Cocles

The tiny hamlet of Cocles is the place we were staying at during the last weeks. It’s not a village as such – it spreads out along the main road which leads along the carribean coast. There’s a small supermarket, a school and some bars, hotels and resorts as well as private houses of relocated foreigners and local people. The main road ends in Manzanillo where there’s a nature reserve lying between that village and Panama. Also it only takes you 20 minutes by car to reach a river in the mountains which marks the border between Costa Rica and Panama. We’ve been told that there’s one spot along that river with a shop on the other side in Panama. The shop will take you across the river\border for free in their own rickety boat. In said shop one can buy e.g. alcohol for half as much as in Costa Rica or some german sweets and other imported goods from everywhere then. Due to the Panama canal that country offers some very cheap deals. It’s more or less like duty-free shopping across that river. It just might not be strictly legal and there’s always the risk of the police catching you. This would at least mean handing over the alcohol or even looking at a steep fee or a ‘propina’.

We did quite some exploring of Cocles and the immediate surroundings during the last weeks. Most days we woke up around 6 to 6:30 am and usually went for a walk with our camera before breakfast. Some pictures have accumulated which didn’t find their way somewhere into our blog yet. So we’re just showing them here in random order.

Also there’s a small story to tell about some excitement at Manu’s house last week. A deadly visitor had wandered into the garden in the afternoon. It was a coral snake which is rather small and beautiful to look at but which is also pretty fast and very poisonous. It’s bite can kill you within hours by breathing paralysis. It usually only goes exploring at night and normally prefers to flee when running across humans though. It does only attack when you leave it with no other choice and then gives you a warning first, too. Even if it bites you it doesn’t necessarily poison you. Their neurotoxin takes some time to be produced by them and if they have just eaten they might not have any venom available at all.

There are more than 160 different kinds of snakes in Costa Rica of which 22 are poisonous but none one of them is big enough to eat a human so they don’t ususally bother trying. So it’s not as if we we’re living in mortal peril here all the time really.

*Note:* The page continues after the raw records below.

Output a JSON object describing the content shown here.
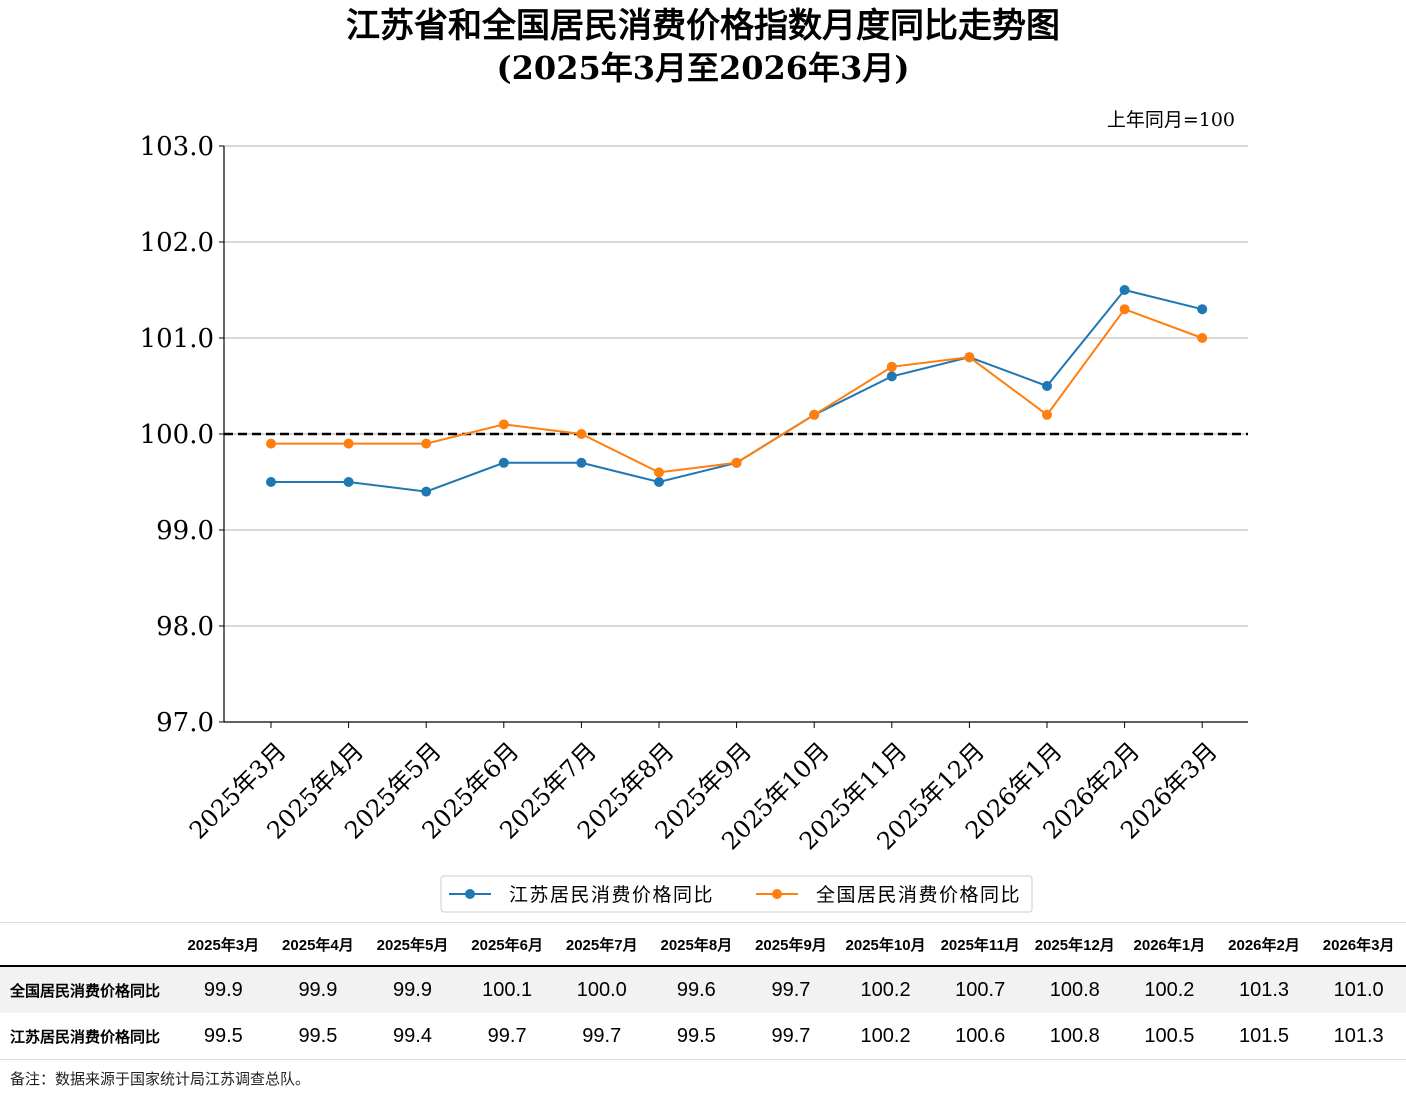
{
  "chart_data": {
    "type": "line",
    "title": "江苏省和全国居民消费价格指数月度同比走势图",
    "subtitle": "(2025年3月至2026年3月)",
    "unit_note": "上年同月=100",
    "categories": [
      "2025年3月",
      "2025年4月",
      "2025年5月",
      "2025年6月",
      "2025年7月",
      "2025年8月",
      "2025年9月",
      "2025年10月",
      "2025年11月",
      "2025年12月",
      "2026年1月",
      "2026年2月",
      "2026年3月"
    ],
    "series": [
      {
        "name": "江苏居民消费价格同比",
        "color": "#1f77b4",
        "values": [
          99.5,
          99.5,
          99.4,
          99.7,
          99.7,
          99.5,
          99.7,
          100.2,
          100.6,
          100.8,
          100.5,
          101.5,
          101.3
        ]
      },
      {
        "name": "全国居民消费价格同比",
        "color": "#ff7f0e",
        "values": [
          99.9,
          99.9,
          99.9,
          100.1,
          100.0,
          99.6,
          99.7,
          100.2,
          100.7,
          100.8,
          100.2,
          101.3,
          101.0
        ]
      }
    ],
    "ylim": [
      97.0,
      103.0
    ],
    "yticks": [
      "97.0",
      "98.0",
      "99.0",
      "100.0",
      "101.0",
      "102.0",
      "103.0"
    ],
    "reference_line": 100.0,
    "grid": "horizontal",
    "legend": "bottom-center"
  },
  "table": {
    "headers": [
      "2025年3月",
      "2025年4月",
      "2025年5月",
      "2025年6月",
      "2025年7月",
      "2025年8月",
      "2025年9月",
      "2025年10月",
      "2025年11月",
      "2025年12月",
      "2026年1月",
      "2026年2月",
      "2026年3月"
    ],
    "rows": [
      {
        "label": "全国居民消费价格同比",
        "values": [
          "99.9",
          "99.9",
          "99.9",
          "100.1",
          "100.0",
          "99.6",
          "99.7",
          "100.2",
          "100.7",
          "100.8",
          "100.2",
          "101.3",
          "101.0"
        ]
      },
      {
        "label": "江苏居民消费价格同比",
        "values": [
          "99.5",
          "99.5",
          "99.4",
          "99.7",
          "99.7",
          "99.5",
          "99.7",
          "100.2",
          "100.6",
          "100.8",
          "100.5",
          "101.5",
          "101.3"
        ]
      }
    ]
  },
  "footnote": "备注：数据来源于国家统计局江苏调查总队。"
}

Manu and his local worker Victor apparently had startled the snake when they were cleaning up the garden. (Removing dead leaves on the ground around the house is a good precaution against running into snakes unexpectedly at night.) They killed the snake right away. Manu has his small kid Ricki running around outside all the time so I guess he wanted to be on the safe side. They’ve also kept the snake and want to preserve it in alcohol now. We don’t like to post a picture of a dead snake so we’ve found one for you on wikipedia.

PS: The dish in one of the pictures is typical for the area. It’s gallo pinto – rice and beans cooked in coconut milk, patacones – fried plantain and some salad on the side. It’s often eaten for breakfast with fried eggs and it’s delicious!